О беде Гулевского Толстых знал, потому придал голосу скорбную интонацию. Впрочем, по мере того как тот рассказывал о своих процессуальных злоключениях, сочувствие сменилось ожесточением.
– Вот негодяи! – с чувством оценил Толстых. – И закон им уже не закон!.. Еще пару лет назад я б этого… Мелешенко, да? в пять минут в узел завязал. Да и не посмел бы фортеля такие выкидывать, зная, что за спиной надзирающий прокурор. А теперь придется Бастрыкина упрашивать. Потому что следственный комитет, видишь ли, отныне сам себе голова. Безнадзорными стали!
Толстых сделал паузу, напоминая Гулевскому, чьими усилиями следствие вывели из-под прокурорской длани. И хоть сам Гулевский ратовал совсем за другую свободу следствия, после общения с хамоватым Мелешенко и впрямь чувствовал себя виноватым. Да и знал, что склоняться перед заносчивым руководителем следственного комитета для руководителей прокуратуры – ножом по самолюбию.
– Помогу, конечно, – пообещал Толстых. – Уж собственному благодетелю должны они пойти навстречу.
Он всё-таки не удержался от подначки.
Ближе к вечеру Гулевскому перезвонила Ирина Цыпко и, радостная, сообщила, что все препоны преодолены, и уголовное дело, наконец, возбуждено. Поэтому уважаемый профессор может в любое удобное время зайти для признания потерпевшим.
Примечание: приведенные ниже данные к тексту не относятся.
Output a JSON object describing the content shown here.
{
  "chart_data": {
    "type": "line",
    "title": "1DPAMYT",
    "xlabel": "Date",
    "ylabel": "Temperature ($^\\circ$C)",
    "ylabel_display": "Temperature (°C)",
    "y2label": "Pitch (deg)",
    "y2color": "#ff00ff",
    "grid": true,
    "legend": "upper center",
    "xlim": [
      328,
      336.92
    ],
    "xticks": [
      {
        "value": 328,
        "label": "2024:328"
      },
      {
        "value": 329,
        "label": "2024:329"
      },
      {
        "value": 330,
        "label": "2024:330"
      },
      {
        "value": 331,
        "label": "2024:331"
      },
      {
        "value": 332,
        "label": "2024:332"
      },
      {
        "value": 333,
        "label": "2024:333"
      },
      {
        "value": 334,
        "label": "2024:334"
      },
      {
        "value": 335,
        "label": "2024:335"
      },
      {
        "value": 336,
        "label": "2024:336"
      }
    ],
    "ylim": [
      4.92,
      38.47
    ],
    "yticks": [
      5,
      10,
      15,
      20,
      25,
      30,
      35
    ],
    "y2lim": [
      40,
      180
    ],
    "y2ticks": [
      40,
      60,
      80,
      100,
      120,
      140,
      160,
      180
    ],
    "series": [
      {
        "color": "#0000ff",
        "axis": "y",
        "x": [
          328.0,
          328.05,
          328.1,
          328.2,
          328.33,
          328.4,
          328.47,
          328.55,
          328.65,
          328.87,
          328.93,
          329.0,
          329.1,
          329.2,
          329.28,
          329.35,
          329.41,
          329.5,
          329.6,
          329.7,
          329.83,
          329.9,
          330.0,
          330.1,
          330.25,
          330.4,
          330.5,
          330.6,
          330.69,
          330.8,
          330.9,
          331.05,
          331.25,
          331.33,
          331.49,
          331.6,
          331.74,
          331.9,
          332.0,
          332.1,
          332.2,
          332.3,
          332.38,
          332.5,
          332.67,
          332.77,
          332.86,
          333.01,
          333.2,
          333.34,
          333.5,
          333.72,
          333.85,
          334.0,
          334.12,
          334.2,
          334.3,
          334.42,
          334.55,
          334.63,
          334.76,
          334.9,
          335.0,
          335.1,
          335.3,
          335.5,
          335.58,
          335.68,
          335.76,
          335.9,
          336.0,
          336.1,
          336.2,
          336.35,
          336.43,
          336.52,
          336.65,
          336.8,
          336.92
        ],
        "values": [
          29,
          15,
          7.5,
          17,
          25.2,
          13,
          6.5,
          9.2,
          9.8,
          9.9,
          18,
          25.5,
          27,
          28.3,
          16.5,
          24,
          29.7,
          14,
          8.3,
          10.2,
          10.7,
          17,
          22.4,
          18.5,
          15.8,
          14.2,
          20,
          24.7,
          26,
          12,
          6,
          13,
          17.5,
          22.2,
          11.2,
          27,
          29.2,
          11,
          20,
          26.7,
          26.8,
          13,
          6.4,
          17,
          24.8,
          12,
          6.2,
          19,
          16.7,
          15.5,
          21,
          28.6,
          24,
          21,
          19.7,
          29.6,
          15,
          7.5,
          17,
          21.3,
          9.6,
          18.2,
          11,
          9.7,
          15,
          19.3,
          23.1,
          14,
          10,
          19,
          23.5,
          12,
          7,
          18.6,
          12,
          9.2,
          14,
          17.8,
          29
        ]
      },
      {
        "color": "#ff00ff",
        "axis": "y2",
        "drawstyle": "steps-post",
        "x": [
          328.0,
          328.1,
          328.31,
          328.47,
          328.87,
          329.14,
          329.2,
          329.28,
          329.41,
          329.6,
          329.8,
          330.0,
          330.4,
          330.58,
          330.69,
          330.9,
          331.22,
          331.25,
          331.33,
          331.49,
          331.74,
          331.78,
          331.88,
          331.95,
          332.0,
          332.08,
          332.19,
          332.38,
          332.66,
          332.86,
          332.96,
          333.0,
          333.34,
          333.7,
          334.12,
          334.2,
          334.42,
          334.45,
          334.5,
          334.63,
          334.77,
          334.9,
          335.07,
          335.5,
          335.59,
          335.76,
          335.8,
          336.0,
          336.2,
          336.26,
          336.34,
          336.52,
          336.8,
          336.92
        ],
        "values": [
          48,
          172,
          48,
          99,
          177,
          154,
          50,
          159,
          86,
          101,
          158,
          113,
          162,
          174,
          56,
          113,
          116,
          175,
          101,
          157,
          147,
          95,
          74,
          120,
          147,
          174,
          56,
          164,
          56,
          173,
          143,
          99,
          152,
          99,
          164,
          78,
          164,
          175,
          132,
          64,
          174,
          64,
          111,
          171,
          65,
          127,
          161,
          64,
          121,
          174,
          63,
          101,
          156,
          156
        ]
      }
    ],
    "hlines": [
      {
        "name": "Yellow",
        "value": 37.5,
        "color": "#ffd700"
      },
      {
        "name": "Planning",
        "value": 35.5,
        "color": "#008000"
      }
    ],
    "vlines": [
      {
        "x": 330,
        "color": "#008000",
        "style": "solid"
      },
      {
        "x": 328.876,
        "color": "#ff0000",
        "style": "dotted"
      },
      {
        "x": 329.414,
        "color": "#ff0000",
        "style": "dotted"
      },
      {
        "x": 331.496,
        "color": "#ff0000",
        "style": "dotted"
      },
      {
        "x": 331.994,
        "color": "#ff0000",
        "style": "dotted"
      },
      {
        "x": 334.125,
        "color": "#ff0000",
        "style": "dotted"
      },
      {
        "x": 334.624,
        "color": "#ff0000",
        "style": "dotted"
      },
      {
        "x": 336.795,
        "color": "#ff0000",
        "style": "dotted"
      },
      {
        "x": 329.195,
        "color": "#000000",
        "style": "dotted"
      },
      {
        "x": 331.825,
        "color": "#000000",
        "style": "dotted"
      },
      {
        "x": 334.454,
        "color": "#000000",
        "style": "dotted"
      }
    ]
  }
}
Так приглашают на торжество.
– У вас составлен план расследования? Утвержден состав оперативно – следственной группы? Вынесены необходимые постановления о назначении экспертиз? – поинтересовался Гулевский.
Цыпко смешалась, – похоже, мысль о том, что за возбуждением уголовного дела начинается работа по раскрытию преступления, не приходила ей в голову.
– Я поговорю с Виталием Борисовичем, – пробормотала она, раздосадованная. Гулевский разъединился. Он не ждал многого от Цыпко, да и от ее "апломбированного" начальника. Куда больше полагался на старого, проверенного товарища – Женю Стремянного.